With the rapid expansion of data lakes storing health data and hosting AI algorithms, a prominent concern arises: how safe is it to export machine learning models from these data lakes? In particular, deep network models, widely used for health data processing, encode information from their training dataset, potentially leading to the leakage of sensitive information upon its export. This paper thoroughly examines this issue in the context of medical imaging data and introduces a novel data exfiltration attack based on image compression techniques. This attack, termed Data Exfiltration by Compression, requires only access to a data lake and is based on lossless or lossy image compression methods. Unlike previous data exfiltration attacks, it is compatible with any image processing task and depends solely on an exported network model without requiring any additional information to be collected during the training process. We explore various scenarios, and techniques to limit the size of the exported model and conceal the compression codes within the network. Using two public datasets of CT and MR images, we demonstrate that this attack can effectively steal medical images and reconstruct them outside the data lake with high fidelity, achieving an optimal balance between compression and reconstruction quality.
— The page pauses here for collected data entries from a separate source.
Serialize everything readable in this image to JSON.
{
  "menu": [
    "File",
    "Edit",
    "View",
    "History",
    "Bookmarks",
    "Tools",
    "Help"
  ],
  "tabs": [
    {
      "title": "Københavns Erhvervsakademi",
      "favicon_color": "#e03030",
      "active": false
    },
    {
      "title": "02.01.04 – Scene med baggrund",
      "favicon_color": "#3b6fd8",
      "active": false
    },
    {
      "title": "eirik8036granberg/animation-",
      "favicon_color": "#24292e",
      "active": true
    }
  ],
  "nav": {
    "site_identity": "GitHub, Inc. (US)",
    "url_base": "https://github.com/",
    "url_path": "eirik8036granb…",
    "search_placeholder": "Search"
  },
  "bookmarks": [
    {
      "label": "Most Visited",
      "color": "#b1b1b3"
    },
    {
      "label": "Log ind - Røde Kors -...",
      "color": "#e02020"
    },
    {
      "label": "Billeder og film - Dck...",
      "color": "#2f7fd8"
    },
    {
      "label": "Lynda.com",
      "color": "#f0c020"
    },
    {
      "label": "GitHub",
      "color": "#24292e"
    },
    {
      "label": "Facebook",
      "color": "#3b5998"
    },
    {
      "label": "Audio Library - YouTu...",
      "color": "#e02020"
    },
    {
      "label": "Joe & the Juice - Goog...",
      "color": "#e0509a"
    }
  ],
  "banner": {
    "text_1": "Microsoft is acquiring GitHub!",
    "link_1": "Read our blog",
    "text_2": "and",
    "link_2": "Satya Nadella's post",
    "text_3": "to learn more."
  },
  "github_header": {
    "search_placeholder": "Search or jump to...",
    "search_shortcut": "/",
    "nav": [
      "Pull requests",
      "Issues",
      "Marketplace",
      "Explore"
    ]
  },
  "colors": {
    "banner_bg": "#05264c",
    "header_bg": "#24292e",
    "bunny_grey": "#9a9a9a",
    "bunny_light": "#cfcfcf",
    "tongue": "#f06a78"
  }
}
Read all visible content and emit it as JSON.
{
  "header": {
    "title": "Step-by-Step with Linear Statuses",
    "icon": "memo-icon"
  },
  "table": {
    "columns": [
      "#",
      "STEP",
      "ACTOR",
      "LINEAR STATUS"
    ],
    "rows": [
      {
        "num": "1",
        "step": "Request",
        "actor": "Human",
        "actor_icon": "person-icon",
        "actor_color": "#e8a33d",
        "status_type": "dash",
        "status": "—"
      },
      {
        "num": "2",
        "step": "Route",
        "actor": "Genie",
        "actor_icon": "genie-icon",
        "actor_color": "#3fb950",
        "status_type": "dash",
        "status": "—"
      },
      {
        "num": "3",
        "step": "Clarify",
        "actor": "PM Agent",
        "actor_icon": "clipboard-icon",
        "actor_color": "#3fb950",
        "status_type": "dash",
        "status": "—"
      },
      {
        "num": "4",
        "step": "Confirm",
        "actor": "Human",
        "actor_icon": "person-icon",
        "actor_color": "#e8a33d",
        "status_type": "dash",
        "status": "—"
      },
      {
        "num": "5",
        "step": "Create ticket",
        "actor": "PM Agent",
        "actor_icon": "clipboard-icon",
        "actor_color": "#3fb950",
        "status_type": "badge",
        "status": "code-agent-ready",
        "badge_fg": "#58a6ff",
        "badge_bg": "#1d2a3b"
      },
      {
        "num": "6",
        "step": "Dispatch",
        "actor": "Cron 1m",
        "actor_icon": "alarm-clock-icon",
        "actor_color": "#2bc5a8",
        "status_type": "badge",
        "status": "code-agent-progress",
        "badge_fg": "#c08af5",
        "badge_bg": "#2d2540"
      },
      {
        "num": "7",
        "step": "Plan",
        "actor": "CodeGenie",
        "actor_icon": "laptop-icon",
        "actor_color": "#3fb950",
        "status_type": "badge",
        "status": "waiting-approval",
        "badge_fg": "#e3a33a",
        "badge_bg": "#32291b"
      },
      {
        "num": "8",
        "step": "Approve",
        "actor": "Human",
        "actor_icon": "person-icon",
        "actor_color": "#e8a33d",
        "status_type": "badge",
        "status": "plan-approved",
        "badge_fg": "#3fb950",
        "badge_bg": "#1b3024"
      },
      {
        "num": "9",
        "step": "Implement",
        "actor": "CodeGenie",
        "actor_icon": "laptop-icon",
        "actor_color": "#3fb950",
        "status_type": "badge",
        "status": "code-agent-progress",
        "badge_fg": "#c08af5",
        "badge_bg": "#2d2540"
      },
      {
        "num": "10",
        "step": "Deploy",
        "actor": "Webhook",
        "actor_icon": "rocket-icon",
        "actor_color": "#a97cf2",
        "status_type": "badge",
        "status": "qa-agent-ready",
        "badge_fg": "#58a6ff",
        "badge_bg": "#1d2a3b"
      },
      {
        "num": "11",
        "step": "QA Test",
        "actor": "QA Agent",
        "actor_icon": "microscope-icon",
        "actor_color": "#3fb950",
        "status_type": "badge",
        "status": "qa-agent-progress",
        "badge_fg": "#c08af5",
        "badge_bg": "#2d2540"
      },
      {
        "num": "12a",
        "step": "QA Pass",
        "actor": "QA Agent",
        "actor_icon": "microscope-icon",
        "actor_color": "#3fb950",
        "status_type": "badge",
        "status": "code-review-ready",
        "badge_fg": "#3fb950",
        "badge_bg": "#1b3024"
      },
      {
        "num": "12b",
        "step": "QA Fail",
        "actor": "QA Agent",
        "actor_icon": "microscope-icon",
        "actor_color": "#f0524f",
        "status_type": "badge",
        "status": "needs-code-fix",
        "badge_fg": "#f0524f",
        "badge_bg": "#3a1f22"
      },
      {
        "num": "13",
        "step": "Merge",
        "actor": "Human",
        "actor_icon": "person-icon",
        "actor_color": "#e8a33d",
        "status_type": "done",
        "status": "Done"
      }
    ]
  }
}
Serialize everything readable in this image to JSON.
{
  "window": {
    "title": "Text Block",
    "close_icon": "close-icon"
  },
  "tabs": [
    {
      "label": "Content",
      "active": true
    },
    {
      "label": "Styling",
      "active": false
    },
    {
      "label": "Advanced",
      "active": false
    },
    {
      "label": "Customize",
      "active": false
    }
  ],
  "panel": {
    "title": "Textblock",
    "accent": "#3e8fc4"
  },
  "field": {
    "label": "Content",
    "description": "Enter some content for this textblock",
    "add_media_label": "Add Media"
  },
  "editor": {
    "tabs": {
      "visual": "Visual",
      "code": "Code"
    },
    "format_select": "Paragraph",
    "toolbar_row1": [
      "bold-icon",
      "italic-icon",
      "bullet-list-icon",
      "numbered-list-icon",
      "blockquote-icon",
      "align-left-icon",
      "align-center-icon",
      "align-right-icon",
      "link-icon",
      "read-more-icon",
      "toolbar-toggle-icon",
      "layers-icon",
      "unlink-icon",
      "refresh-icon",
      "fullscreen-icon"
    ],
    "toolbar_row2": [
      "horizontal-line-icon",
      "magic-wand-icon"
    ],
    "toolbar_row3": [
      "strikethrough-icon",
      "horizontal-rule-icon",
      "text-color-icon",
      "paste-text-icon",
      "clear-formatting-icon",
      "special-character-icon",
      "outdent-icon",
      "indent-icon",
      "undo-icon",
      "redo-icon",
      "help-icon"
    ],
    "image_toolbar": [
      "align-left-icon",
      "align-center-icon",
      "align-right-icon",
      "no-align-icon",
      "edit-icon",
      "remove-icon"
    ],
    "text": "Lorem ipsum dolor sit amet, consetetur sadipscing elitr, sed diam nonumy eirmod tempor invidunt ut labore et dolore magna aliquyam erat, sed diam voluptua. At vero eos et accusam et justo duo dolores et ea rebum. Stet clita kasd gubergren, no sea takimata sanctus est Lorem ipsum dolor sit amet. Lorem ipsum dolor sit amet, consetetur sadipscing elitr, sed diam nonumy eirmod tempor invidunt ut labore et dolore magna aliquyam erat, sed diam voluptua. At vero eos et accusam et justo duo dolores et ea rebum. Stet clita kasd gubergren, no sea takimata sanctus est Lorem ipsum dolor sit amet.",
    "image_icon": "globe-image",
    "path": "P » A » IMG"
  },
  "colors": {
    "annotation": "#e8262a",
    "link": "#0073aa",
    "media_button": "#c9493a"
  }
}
Additionally, we investigate the impact of basic differential privacy measures, such as adding Gaussian noise to the model parameters, to prevent the Data Exfiltration by Compression Attack. We also show how the attacker can make their attack resilient to differential privacy at the expense of decreasing the number of stolen images. Lastly, we propose an alternative prevention strategy by fine-tuning the model to be exported.

Paper Structure

This paper contains 20 sections, 14 figures, 2 tables.

Figures (14)

  • Figure 1: Overview of Data Exfiltration by Compression Attack.
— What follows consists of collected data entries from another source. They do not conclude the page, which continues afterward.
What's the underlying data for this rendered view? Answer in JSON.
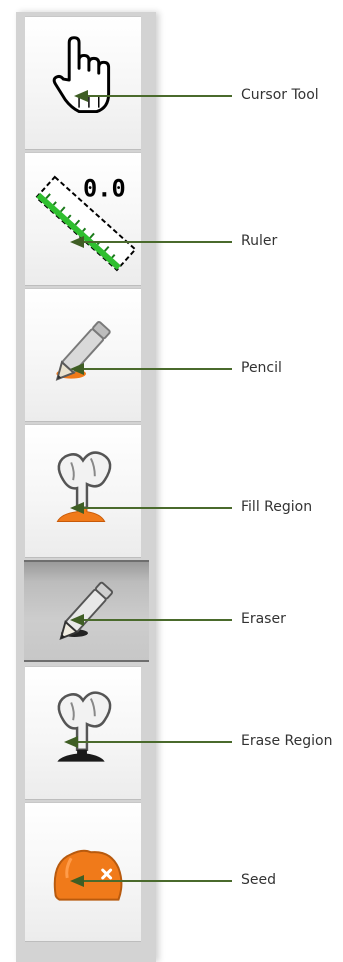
{
  "toolbar": {
    "tools": [
      {
        "label": "Cursor Tool",
        "icon": "hand-cursor-icon",
        "active": false
      },
      {
        "label": "Ruler",
        "icon": "ruler-icon",
        "active": false
      },
      {
        "label": "Pencil",
        "icon": "pencil-icon",
        "active": false
      },
      {
        "label": "Fill Region",
        "icon": "fill-region-icon",
        "active": false
      },
      {
        "label": "Eraser",
        "icon": "eraser-icon",
        "active": true
      },
      {
        "label": "Erase Region",
        "icon": "erase-region-icon",
        "active": false
      },
      {
        "label": "Seed",
        "icon": "seed-icon",
        "active": false
      }
    ],
    "ruler_readout": "0.0"
  },
  "colors": {
    "callout": "#4a6a2c",
    "accent_orange": "#f07a1a",
    "ruler_green": "#2fbf2f",
    "active_background": "#bcbcbc"
  }
}
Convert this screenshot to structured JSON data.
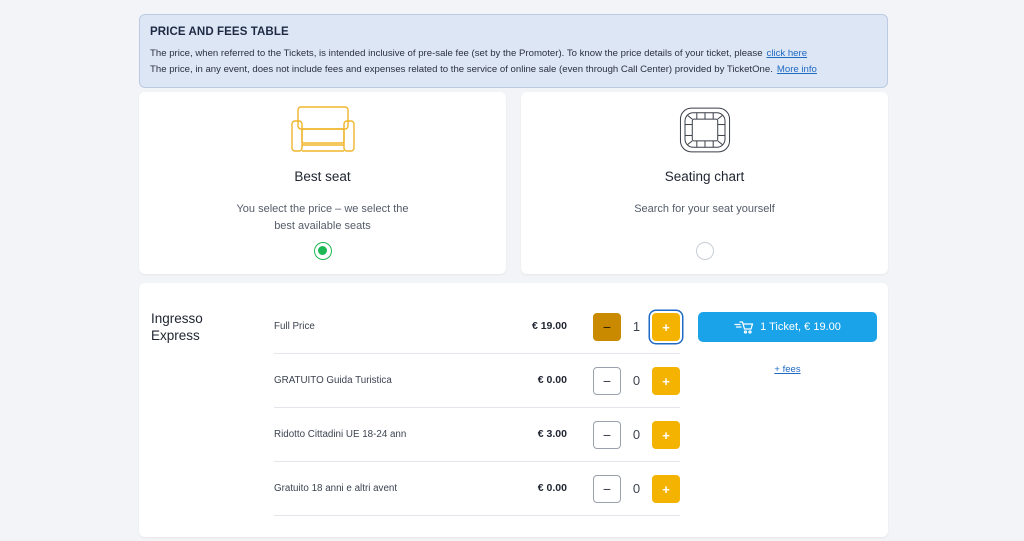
{
  "info": {
    "title": "PRICE AND FEES TABLE",
    "line1": "The price, when referred to the Tickets, is intended inclusive of pre-sale fee (set by the Promoter). To know the price details of your ticket, please",
    "line1_link": "click here",
    "line2": "The price, in any event, does not include fees and expenses related to the service of online sale (even through Call Center) provided by TicketOne.",
    "line2_link": "More info"
  },
  "options": {
    "best_seat": {
      "title": "Best seat",
      "desc_line1": "You select the price – we select the",
      "desc_line2": "best available seats",
      "selected": true,
      "icon": "armchair-icon"
    },
    "seating_chart": {
      "title": "Seating chart",
      "desc_line1": "Search for your seat yourself",
      "selected": false,
      "icon": "stadium-map-icon"
    }
  },
  "tickets": {
    "sector_line1": "Ingresso",
    "sector_line2": "Express",
    "rows": [
      {
        "name": "Full Price",
        "price": "€ 19.00",
        "qty": "1"
      },
      {
        "name": "GRATUITO Guida Turistica",
        "price": "€ 0.00",
        "qty": "0"
      },
      {
        "name": "Ridotto Cittadini UE 18-24 ann",
        "price": "€ 3.00",
        "qty": "0"
      },
      {
        "name": "Gratuito 18 anni e altri avent",
        "price": "€ 0.00",
        "qty": "0"
      }
    ],
    "minus_label": "−",
    "plus_label": "+",
    "buy_label": "1 Ticket, € 19.00",
    "fees_label": "+ fees"
  },
  "colors": {
    "accent_yellow": "#f5b301",
    "buy_blue": "#1aa3e8",
    "selected_green": "#1db954"
  }
}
  • Figure 2: The pipeline of lossy compression based attack in External Pre-training Scenario, where the data owner has access to an encoder-decoder pair outside the data lake. Initially, an encoder-decoder pair is trained on an external dataset. The trained encoder is then imported into the data lake. Next, the encoder compresses the target data into compression codes $Z$ while a utility network is simultaneously trained to conceal the attack behavior. Subsequently, the attacker exports the compressed codes embedded within the trained utility network from the data lake. Finally, with the exported $Z$ and the trained decoder outside the data lake, the attacker can de-compress the stolen dataset.
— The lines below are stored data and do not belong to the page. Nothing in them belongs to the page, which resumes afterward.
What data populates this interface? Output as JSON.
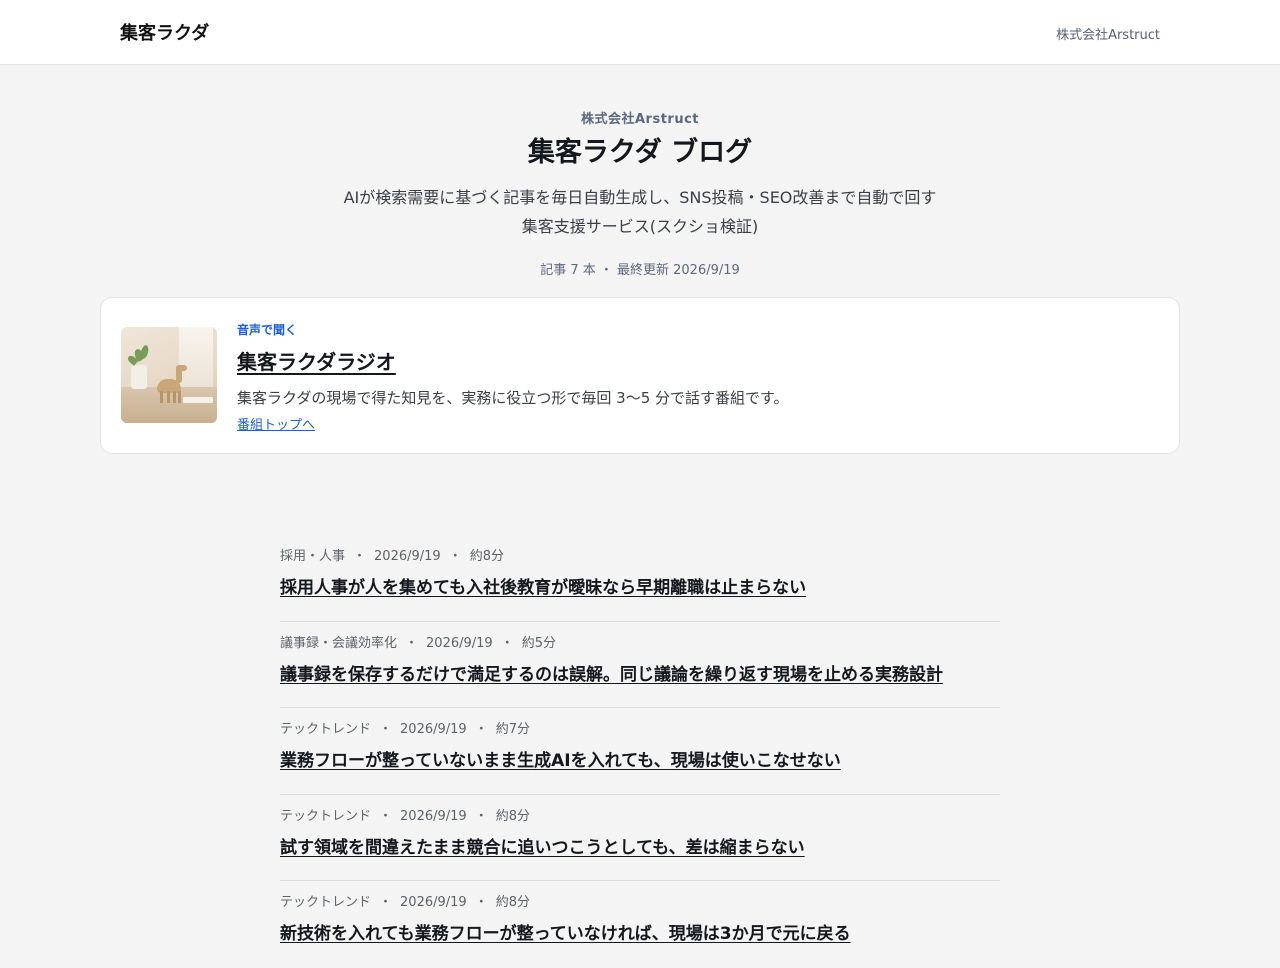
{
  "header": {
    "brand": "集客ラクダ",
    "company": "株式会社Arstruct"
  },
  "hero": {
    "eyebrow": "株式会社Arstruct",
    "title": "集客ラクダ ブログ",
    "description": "AIが検索需要に基づく記事を毎日自動生成し、SNS投稿・SEO改善まで自動で回す集客支援サービス(スクショ検証)",
    "meta": "記事 7 本 ・ 最終更新 2026/9/19"
  },
  "radio": {
    "eyebrow": "音声で聞く",
    "title": "集客ラクダラジオ",
    "description": "集客ラクダの現場で得た知見を、実務に役立つ形で毎回 3〜5 分で話す番組です。",
    "link": "番組トップへ"
  },
  "articles": [
    {
      "category": "採用・人事",
      "date": "2026/9/19",
      "read_time": "約8分",
      "title": "採用人事が人を集めても入社後教育が曖昧なら早期離職は止まらない"
    },
    {
      "category": "議事録・会議効率化",
      "date": "2026/9/19",
      "read_time": "約5分",
      "title": "議事録を保存するだけで満足するのは誤解。同じ議論を繰り返す現場を止める実務設計"
    },
    {
      "category": "テックトレンド",
      "date": "2026/9/19",
      "read_time": "約7分",
      "title": "業務フローが整っていないまま生成AIを入れても、現場は使いこなせない"
    },
    {
      "category": "テックトレンド",
      "date": "2026/9/19",
      "read_time": "約8分",
      "title": "試す領域を間違えたまま競合に追いつこうとしても、差は縮まらない"
    },
    {
      "category": "テックトレンド",
      "date": "2026/9/19",
      "read_time": "約8分",
      "title": "新技術を入れても業務フローが整っていなければ、現場は3か月で元に戻る"
    }
  ]
}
  • Figure 3: The pipeline of lossy compression based attack in Internal Training Scenario, without access to an external encoder-decoder pair. First, an attack model trained inside the data lake compresses the target data into compression codes $Z$, utilizing a shared encoder with a utility decoder branch for hiding the attack behavior. Then, the attacker exports the utility network, attack decoder, and $Z$ from the data lake. Finally, the stolen data can be de-compressed outside the data lake using the exported Z and the decoder.
  • Figure 4: Operational diagrams of the learned image compression method using an hyperprior entropy model 47602. The upper section corresponds to an hyperprior auto-encoder while the lower one shows an image auto-encoder architecture where AE, AD represent respectively arithmetic encoder and arithmetic decoder.
  • Figure 5: Lossy compression based attack on CT images (a) and MRI images (b) with various channel numbers $C^{|Z_{\mathrm{latent}}|}_{|Z_{\mathrm{hyper}}|}$ in x axis. The compression efficiency is measured using the criteria of BPP and $\mathrm{P}_{\mathrm{ratio}}$ in the first row, while the reconstruction fidelity is assessed using the criteria of PSNR and MS_SSIM in the second row.